Some of the challenges the US encounters have been exacerbated by events such as the 2008–2009 global financial crisis, the 2020–2021 COVID-19 pandemic, and the 2022 war in Ukraine. These disruptions have led to increased public debt and strained fiscal budgets, prompting unprecedented monetary stimulus from the Federal Reserve (Fed). Although the Fed’s actions have stabilized the economy and supported recovery, concerns have arisen over inflationary pressures and asset bubbles. In 2022, the Consumer Price Index (CPI) rose 6.5% over the year, marking the highest inflation level in the US since 1990, driven by factors such as rising energy and food prices and supply chain disruptions.

The US can learn lessons from France’s successes and failures. One lesson is that monetary expansion alone cannot solve structural problems like low productivity growth or income inequality. The US needs to complement its monetary policy with fiscal policy that supports public spending on infrastructure, education, healthcare, research and development, and social protection. Another lesson is the importance of balancing inflation objectives with growth objectives and clearly communicating policy strategy to maintain credibility. Lastly, the US should pursue reforms that enhance efficiency, competitiveness, innovation, and inclusion while minimizing disruptions and compensating those negatively affected.


The historical experiences of ancient empires like Rome, as well as the Spanish and French Empires, offer valuable insights into the potential pitfalls that the US must navigate to maintain its dominant position in the global economy. The consequences of debasing currency, overreliance on a single source of wealth, and excessive spending or borrowing can be severe, as demonstrated by these empires’ eventual declines.
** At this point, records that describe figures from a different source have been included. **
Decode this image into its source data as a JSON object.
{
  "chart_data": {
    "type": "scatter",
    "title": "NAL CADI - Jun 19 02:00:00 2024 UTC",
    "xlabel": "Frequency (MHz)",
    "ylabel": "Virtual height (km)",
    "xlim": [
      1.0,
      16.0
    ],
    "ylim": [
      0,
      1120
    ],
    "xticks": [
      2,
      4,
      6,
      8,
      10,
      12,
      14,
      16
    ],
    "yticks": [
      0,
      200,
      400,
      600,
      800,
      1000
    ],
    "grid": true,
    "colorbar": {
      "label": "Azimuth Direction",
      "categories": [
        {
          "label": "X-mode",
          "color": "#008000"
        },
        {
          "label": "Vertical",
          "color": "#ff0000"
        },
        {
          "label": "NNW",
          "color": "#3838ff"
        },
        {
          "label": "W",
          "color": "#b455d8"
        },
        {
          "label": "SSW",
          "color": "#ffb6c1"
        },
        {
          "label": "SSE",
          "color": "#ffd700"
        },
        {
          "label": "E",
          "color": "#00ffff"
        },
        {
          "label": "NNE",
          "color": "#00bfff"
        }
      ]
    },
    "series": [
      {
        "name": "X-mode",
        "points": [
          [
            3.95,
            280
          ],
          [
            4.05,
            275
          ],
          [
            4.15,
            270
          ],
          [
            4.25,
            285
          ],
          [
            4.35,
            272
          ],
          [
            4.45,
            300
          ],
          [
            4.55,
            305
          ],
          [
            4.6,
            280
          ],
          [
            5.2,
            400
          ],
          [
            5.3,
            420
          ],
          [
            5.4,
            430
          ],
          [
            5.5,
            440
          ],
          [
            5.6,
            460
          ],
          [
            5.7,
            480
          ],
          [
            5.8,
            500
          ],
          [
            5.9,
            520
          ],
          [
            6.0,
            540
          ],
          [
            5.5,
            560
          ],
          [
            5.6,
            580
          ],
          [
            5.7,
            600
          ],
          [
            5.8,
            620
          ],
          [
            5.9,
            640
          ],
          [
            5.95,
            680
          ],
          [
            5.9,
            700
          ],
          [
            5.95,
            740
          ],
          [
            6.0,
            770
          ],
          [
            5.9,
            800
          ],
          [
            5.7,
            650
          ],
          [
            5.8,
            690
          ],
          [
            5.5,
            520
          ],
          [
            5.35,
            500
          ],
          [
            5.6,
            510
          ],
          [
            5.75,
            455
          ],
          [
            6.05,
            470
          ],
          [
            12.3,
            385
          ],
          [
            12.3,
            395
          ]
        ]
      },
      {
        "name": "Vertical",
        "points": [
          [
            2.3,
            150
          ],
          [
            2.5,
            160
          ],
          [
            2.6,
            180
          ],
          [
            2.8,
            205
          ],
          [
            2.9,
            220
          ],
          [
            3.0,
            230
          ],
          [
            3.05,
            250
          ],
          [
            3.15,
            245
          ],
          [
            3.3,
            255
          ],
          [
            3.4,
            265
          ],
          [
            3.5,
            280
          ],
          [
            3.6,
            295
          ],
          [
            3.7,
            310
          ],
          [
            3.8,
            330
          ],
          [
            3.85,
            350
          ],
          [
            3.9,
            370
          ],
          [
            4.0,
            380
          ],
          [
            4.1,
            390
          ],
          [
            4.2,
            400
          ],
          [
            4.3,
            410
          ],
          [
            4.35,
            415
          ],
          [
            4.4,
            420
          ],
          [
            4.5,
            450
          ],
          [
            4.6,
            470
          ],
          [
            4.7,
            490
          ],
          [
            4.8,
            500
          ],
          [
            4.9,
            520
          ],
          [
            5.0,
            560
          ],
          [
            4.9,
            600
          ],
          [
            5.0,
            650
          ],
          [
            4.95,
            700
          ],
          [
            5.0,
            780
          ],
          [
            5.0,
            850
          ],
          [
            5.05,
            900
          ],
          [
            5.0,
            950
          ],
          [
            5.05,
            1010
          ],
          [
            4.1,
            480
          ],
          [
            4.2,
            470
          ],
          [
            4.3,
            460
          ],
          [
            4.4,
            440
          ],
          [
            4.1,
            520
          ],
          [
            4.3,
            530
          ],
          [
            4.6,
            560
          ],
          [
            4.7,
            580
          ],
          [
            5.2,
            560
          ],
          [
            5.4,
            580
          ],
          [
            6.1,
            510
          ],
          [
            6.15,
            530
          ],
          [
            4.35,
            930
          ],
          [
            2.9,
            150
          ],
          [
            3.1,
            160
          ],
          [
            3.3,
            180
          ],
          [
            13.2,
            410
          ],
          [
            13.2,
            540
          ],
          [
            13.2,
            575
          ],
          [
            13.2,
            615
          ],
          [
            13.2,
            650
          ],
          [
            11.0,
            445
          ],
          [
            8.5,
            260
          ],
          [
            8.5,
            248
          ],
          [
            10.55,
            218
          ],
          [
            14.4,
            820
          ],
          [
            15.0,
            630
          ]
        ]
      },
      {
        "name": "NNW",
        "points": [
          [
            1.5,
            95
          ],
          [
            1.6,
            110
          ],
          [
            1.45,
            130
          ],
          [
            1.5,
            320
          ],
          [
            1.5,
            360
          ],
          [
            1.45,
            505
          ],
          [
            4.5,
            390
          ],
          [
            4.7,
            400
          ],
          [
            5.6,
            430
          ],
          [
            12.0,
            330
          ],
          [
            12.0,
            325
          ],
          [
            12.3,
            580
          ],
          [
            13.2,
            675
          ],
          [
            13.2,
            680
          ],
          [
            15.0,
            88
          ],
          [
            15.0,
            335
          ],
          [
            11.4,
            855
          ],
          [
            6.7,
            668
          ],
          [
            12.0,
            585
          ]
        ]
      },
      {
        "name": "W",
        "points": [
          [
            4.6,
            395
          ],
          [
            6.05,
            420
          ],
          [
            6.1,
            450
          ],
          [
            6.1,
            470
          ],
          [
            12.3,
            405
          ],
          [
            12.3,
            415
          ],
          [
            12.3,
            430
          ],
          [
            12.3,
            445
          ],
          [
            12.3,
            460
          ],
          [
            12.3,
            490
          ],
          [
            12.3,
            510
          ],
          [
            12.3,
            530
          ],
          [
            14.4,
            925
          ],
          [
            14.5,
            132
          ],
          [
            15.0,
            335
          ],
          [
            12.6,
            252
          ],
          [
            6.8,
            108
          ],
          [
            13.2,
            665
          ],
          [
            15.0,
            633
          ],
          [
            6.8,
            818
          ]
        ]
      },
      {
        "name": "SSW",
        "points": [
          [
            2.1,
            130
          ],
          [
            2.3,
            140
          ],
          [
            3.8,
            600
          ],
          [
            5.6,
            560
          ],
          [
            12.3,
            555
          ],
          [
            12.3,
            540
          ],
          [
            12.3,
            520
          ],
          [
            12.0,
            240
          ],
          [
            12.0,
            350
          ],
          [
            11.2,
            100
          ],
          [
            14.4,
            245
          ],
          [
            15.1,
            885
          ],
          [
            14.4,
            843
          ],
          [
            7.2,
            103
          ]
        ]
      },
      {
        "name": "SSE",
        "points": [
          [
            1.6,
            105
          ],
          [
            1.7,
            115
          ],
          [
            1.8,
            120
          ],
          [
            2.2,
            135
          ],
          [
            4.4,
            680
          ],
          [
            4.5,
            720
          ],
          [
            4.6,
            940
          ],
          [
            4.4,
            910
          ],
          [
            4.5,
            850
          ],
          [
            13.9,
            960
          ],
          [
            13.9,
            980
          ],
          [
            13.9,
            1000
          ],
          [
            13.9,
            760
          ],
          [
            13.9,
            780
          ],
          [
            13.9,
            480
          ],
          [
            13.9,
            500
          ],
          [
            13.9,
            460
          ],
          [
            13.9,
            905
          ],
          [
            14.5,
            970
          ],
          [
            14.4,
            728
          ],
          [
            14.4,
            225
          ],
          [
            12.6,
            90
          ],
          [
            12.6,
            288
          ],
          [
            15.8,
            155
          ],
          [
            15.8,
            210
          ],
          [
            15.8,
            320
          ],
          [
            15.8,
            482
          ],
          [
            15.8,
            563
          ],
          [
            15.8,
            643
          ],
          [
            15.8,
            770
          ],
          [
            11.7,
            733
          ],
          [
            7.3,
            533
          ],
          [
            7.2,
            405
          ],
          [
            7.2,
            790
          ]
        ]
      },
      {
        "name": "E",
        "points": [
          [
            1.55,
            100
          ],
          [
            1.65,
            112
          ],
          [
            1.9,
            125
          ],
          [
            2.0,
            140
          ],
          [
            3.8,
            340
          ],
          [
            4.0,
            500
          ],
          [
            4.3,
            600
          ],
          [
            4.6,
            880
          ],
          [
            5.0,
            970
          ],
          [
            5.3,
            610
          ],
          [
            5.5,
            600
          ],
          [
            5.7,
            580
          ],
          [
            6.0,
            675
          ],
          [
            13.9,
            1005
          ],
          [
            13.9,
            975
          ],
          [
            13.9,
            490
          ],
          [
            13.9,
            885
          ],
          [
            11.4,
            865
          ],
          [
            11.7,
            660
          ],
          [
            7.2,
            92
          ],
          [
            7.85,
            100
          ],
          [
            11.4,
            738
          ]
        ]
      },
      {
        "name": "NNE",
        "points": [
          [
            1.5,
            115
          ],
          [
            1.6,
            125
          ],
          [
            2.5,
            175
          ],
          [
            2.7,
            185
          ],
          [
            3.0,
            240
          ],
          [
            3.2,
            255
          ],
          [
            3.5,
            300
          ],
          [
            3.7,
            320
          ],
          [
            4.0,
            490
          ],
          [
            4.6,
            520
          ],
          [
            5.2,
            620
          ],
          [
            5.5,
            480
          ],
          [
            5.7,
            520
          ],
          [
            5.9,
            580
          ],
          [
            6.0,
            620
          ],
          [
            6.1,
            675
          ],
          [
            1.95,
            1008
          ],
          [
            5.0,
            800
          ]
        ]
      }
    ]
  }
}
To avoid a similar fate, the US must prioritize responsible management of the dollar as the global reserve currency issuer. This includes exercising restraint when it comes to printing money or borrowing excessively, adopting prudent fiscal policies that balance the budget, and investing in key sectors for a balanced and sustainable economy. Additionally, it is crucial for the US to focus on implementing sound and balanced fiscal and monetary policies that cater to both domestic and international objectives, ensuring long-term stability and growth.
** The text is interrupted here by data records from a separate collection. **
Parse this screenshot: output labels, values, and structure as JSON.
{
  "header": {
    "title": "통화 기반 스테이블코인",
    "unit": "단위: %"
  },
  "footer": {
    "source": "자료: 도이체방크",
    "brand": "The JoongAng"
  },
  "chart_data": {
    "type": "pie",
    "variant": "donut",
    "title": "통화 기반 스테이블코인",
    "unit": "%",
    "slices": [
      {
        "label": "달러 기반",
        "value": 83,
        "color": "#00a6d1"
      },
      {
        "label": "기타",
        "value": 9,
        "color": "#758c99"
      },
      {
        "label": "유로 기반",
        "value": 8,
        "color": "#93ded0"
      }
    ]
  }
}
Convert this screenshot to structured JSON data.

However, recent developments suggest that the US may be at the brink of no longer being able to responsibly manage the dollar as the issuer of the global reserve currency. This precarious situation stems from high inflation levels, a soaring debt-to-GDP ratio, and persistent current account deficits.
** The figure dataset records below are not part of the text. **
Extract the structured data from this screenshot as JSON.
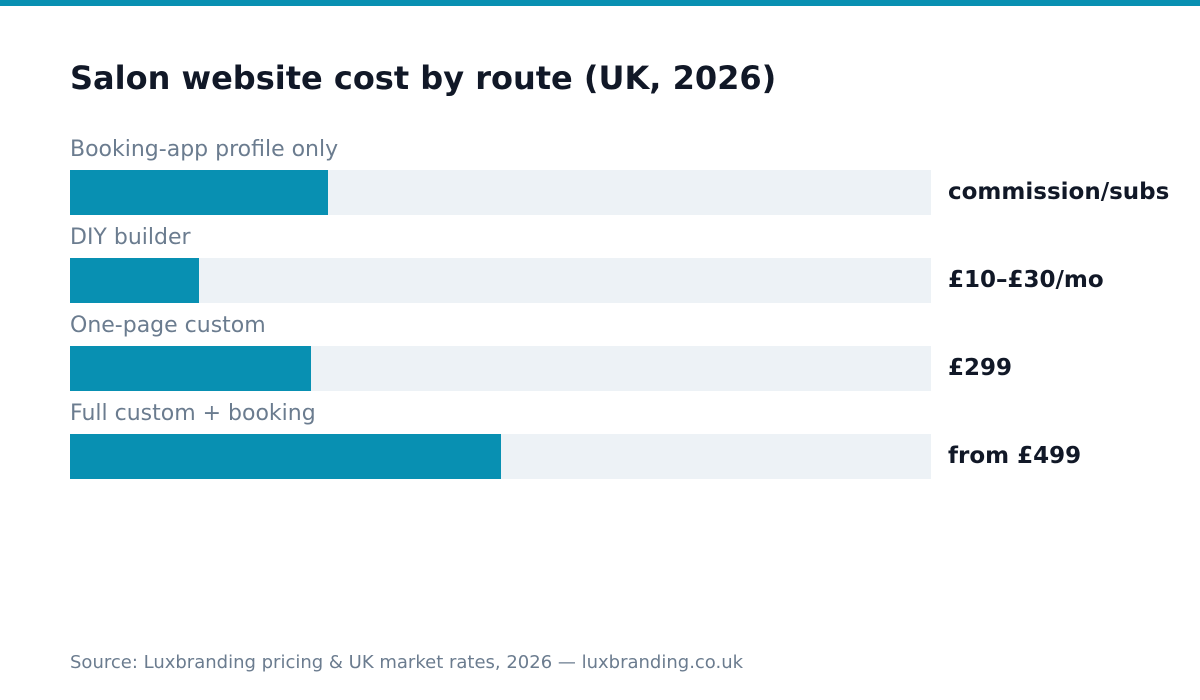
{
  "colors": {
    "accent": "#0890b2",
    "track": "#edf2f6",
    "title": "#111827",
    "label": "#6b7c8f"
  },
  "chart_data": {
    "type": "bar",
    "orientation": "horizontal",
    "title": "Salon website cost by route (UK, 2026)",
    "categories": [
      "Booking-app profile only",
      "DIY builder",
      "One-page custom",
      "Full custom + booking"
    ],
    "values": [
      0.3,
      0.15,
      0.28,
      0.5
    ],
    "value_labels": [
      "commission/subs",
      "£10–£30/mo",
      "£299",
      "from £499"
    ],
    "xlim": [
      0,
      1
    ],
    "grid": false,
    "legend": "none"
  },
  "footer": {
    "source": "Source: Luxbranding pricing & UK market rates, 2026 — luxbranding.co.uk"
  }
}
Triffin’s Dilemma exacerbates the US’s predicament, as it must continue to run a current account deficit to supply the global economy with enough dollars, thereby worsening its long-term inflation prospects. Financing this deficit with debt leads to rising interest rates and, consequently, high debt servicing costs. To prevent these costs from depressing the US economy, the country may resort to printing more money — an unsustainable solution.

Furthermore, tensions with China and Russia over various issues, such as trade, human rights, cybersecurity, Taiwan, and Ukraine, may hinder the US’s adoption of an inclusive and multilateral approach. These conflicts could pose challenges for the US to cooperate with these countries on other matters of common interest or concern. Additionally, some economists have warned about the possibility of stagflation in the US economy due to factors such as supply shocks, labor shortages, and fiscal stimulus. The rise of AI could also have significant impacts on the economy, such as boosting productivity, displacing workers, and changing skills demand.

In conclusion, history underscores the potential repercussions of economic mismanagement. As the US faces a critical juncture, it’s essential to learn from the past and adapt to present challenges. By doing so, the nation can strive for long-term stability and growth, and minimize the impact of the pitfalls that led to the decline of once-great empires.